It is fair to say that the oil and gas industry has seen more than its fair share of difficulties over recent years. The global economic crisis and a slump in oil prices have combined to see more than 120,000 job losses in the industry, and just as some commentators began to note some signs of recovery, the latest concerns over Brexit implications have thrown the industry into further uncertainty.
Yet if the signs from across the Atlantic are anything to go by, we could be on the cusp of a genuine renaissance in the oil and gas sector. As oil prices start to climb, the oil majors are once again ploughing investment into exploration and production, and projections from Goldman Sachs predict that the US industry will be looking to hire at least 100,000 new workers between now and 2019.
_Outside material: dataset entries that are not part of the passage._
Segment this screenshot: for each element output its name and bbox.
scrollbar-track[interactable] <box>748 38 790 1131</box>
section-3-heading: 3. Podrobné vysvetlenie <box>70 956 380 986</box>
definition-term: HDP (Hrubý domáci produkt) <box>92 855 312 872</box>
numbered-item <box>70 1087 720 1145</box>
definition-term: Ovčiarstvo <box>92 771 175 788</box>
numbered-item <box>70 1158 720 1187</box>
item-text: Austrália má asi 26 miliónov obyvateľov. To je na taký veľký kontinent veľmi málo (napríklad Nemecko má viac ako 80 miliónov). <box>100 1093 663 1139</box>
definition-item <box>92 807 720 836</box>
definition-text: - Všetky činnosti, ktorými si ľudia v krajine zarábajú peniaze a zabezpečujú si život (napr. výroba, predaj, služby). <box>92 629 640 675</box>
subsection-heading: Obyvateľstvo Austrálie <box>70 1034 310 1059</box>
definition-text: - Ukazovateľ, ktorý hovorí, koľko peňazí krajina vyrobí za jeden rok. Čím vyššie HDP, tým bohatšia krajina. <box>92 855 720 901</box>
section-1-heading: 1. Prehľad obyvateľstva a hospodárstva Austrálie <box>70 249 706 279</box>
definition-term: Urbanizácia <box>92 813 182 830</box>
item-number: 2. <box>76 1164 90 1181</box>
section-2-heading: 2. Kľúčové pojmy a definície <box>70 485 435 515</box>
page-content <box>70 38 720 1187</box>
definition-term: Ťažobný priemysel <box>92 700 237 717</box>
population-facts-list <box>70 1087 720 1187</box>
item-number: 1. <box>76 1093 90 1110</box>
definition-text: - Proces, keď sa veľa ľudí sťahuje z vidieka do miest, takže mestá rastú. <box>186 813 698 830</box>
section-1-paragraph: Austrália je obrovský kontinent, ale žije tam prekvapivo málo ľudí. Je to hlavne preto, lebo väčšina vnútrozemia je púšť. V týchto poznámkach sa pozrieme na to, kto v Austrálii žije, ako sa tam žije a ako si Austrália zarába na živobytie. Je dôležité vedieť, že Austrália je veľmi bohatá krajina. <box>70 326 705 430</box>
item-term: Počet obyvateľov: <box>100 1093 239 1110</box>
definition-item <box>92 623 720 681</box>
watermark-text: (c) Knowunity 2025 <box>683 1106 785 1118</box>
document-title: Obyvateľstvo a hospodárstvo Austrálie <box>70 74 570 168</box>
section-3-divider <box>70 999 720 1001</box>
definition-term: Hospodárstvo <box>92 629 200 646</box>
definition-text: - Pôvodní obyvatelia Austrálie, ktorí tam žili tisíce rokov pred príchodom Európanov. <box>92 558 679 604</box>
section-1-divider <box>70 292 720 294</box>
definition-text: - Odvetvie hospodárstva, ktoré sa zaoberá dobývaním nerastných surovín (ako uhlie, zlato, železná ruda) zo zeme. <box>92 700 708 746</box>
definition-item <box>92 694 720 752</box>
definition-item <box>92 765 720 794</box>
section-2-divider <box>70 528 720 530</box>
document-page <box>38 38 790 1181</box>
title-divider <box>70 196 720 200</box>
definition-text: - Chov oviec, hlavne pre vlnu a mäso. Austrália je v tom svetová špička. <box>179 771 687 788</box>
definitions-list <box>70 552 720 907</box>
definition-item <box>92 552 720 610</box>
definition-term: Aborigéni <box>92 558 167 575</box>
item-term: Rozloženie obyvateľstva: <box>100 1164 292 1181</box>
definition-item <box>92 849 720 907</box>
We all know that where the US leads, the UK has a tendency to follow, and industry experts are cautiously optimistic that overall sector trends will outweigh regional uncertainty over tariff rates in post-Brexit Britain.
The US Perspective
Ever since the oil bust of the 1980s, those in the know have been warning that the hundreds of thousands of layoffs could come back to haunt the industry due to a shortage of mid-level career workers. Today, America is recovering well from the most recent downturn, and is seeing unemployment at the lowest rate in the past ten years. This means that the oil majors could face real difficulties filling the roles that are now opening up, which is good news for prospective candidates.
Impact on the UK
The global oil price has a complex effect on the UK economy as a whole. On the one hand, you might suppose that a rise is bad news – after all, it will surely have a direct impact on the price you pay as you shop around companies such as Super Saver Oil to get the best price on your central heating oil.
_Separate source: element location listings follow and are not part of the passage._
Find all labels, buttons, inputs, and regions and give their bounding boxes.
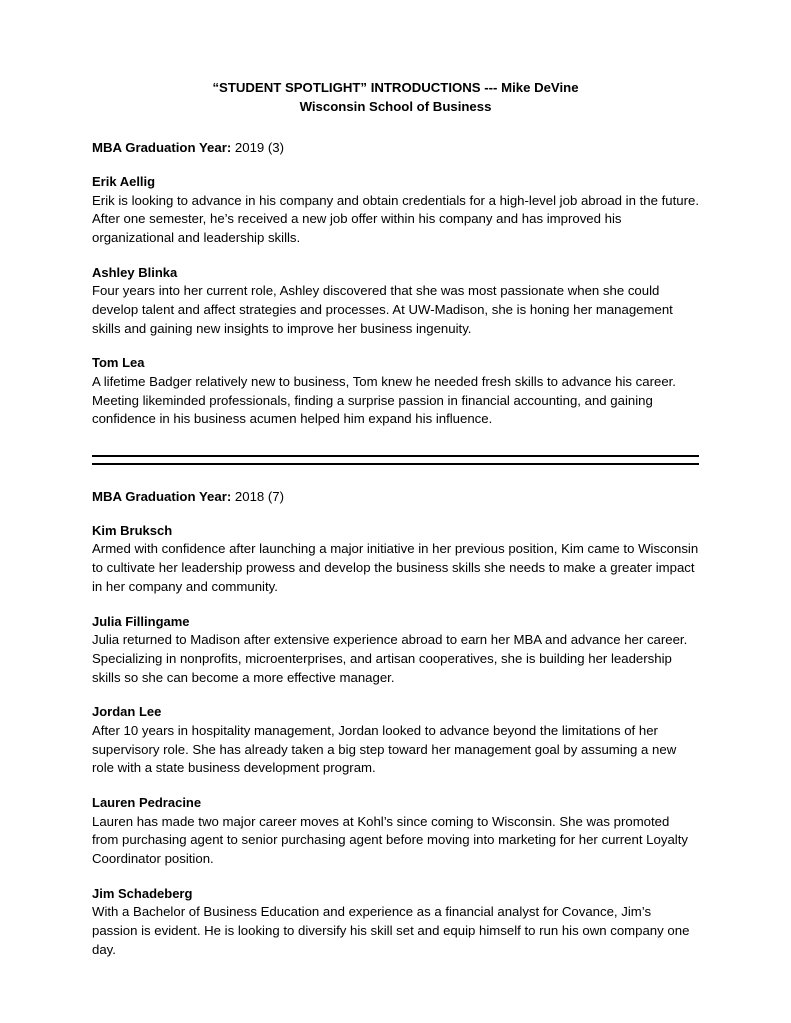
student-bio: Armed with confidence after launching a major initiative in her previous position, Kim came to Wisconsin to cultivate her leadership prowess and develop the business skills she needs to make a greater impact in her company and community. [92, 541, 699, 594]
student-name: Jim Schadeberg [92, 885, 193, 901]
student-entry [92, 884, 699, 960]
section-2019 [92, 138, 699, 429]
student-bio: Julia returned to Madison after extensive experience abroad to earn her MBA and advance her career. Specializing in nonprofits, microenterprises, and artisan cooperatives, she is building her leadership skills so she can become a more effective manager. [92, 632, 688, 685]
student-entry [92, 521, 699, 597]
student-name: Tom Lea [92, 355, 145, 371]
page-title: “STUDENT SPOTLIGHT” INTRODUCTIONS --- Mike DeVine [212, 80, 579, 95]
section-2018 [92, 487, 699, 959]
student-entry [92, 172, 699, 248]
student-name: Erik Aellig [92, 174, 156, 190]
student-entry [92, 793, 699, 869]
student-bio: Lauren has made two major career moves at Kohl’s since coming to Wisconsin. She was promoted from purchasing agent to senior purchasing agent before moving into marketing for her current Loyalty Coordinator position. [92, 813, 688, 867]
student-entry [92, 702, 699, 778]
student-bio: A lifetime Badger relatively new to business, Tom knew he needed fresh skills to advance his career. Meeting likeminded professionals, finding a surprise passion in financial accounting, and gaining confidence in his business acumen helped him expand his influence. [92, 373, 676, 427]
graduation-year-line [92, 487, 699, 507]
page-subtitle: Wisconsin School of Business [299, 99, 492, 115]
graduation-year-value: 2019 (3) [231, 140, 285, 156]
graduation-year-value: 2018 (7) [231, 489, 285, 505]
student-bio: Four years into her current role, Ashley discovered that she was most passionate when she could develop talent and affect strategies and processes. At UW-Madison, she is honing her management skills and gaining new insights to improve her business ingenuity. [92, 283, 673, 336]
graduation-year-label: MBA Graduation Year: [92, 140, 232, 156]
graduation-year-label: MBA Graduation Year: [92, 489, 232, 505]
student-name: Julia Fillingame [92, 613, 190, 629]
student-name: Jordan Lee [92, 704, 162, 720]
student-entry [92, 353, 699, 429]
student-name: Kim Bruksch [92, 522, 173, 538]
student-bio: With a Bachelor of Business Education and experience as a financial analyst for Covance, Jim’s passion is evident. He is looking to diversify his skill set and equip himself to run his own company one day. [92, 904, 690, 957]
student-bio: After 10 years in hospitality management, Jordan looked to advance beyond the limitations of her supervisory role. She has already taken a big step toward her management goal by assuming a new role with a state business development program. [92, 722, 677, 776]
student-name: Lauren Pedracine [92, 795, 202, 811]
student-name: Ashley Blinka [92, 264, 178, 280]
student-entry [92, 612, 699, 688]
student-bio: Erik is looking to advance in his company and obtain credentials for a high-level job abroad in the future. After one semester, he’s received a new job offer within his company and has improved his organizational and leadership skills. [92, 192, 699, 246]
student-entry [92, 263, 699, 339]
section-divider [92, 455, 699, 465]
graduation-year-line [92, 138, 699, 158]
It also has a direct impact on petrol and diesel prices, and we all know that as these rise, so do the prices of consumer products and groceries that rely on road transportation to arrive on our shop shelves.
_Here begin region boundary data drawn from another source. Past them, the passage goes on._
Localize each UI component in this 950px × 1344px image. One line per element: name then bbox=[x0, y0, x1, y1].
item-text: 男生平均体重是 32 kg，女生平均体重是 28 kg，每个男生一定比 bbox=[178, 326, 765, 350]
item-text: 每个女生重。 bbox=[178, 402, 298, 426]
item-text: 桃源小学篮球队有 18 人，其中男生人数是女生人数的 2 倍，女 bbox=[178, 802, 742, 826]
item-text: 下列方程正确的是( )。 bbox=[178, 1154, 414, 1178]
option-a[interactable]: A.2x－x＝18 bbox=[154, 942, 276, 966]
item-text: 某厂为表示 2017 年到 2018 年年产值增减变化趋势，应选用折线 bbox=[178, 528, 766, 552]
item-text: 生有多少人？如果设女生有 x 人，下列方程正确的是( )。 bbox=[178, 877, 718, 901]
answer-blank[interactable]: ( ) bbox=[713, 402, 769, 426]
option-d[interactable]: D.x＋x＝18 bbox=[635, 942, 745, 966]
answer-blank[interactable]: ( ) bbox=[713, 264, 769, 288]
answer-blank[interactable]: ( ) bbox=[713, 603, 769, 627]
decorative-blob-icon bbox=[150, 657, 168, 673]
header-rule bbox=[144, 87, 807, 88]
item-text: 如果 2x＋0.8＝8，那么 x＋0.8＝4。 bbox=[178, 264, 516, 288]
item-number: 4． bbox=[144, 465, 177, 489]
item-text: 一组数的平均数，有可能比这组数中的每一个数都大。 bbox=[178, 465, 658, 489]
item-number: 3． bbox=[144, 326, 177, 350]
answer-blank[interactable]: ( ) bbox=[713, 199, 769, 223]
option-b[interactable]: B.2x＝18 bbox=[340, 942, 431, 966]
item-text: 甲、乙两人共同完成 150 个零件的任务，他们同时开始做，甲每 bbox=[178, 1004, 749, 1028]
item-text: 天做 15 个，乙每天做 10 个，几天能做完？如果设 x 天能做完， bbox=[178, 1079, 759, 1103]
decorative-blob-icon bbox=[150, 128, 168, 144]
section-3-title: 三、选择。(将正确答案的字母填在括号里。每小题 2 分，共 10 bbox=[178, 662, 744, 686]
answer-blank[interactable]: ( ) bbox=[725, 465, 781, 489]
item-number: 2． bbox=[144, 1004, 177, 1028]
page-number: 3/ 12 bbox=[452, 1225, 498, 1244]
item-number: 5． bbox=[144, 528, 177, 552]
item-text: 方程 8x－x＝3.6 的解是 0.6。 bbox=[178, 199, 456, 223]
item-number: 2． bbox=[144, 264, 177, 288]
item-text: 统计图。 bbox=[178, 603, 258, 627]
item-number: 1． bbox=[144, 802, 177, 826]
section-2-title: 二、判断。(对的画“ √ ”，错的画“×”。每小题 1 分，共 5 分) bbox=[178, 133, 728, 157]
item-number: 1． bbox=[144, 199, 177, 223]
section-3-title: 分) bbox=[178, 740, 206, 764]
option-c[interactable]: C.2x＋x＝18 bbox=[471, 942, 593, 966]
Yet at the same time, a rise in oil prices can be a great contributor to boosting the economy by revitalising the sector and generating new employment opportunities for thousands. As the value of oil increases, the potential benefits of finding and extracting new reserves also rise, leading the oil majors to invest more money in their exploration and production activities.
This is exactly what is being seen in the States, and the possibilities are high that a similar trend might arise in the North Sea oilfields that have seen dwindling investment during recent years.
In the long term, a buoyant oil industry spells good news for everyone, and could be exactly what is needed to brighten up the economic prospects in the wake of post-recession uncertainty.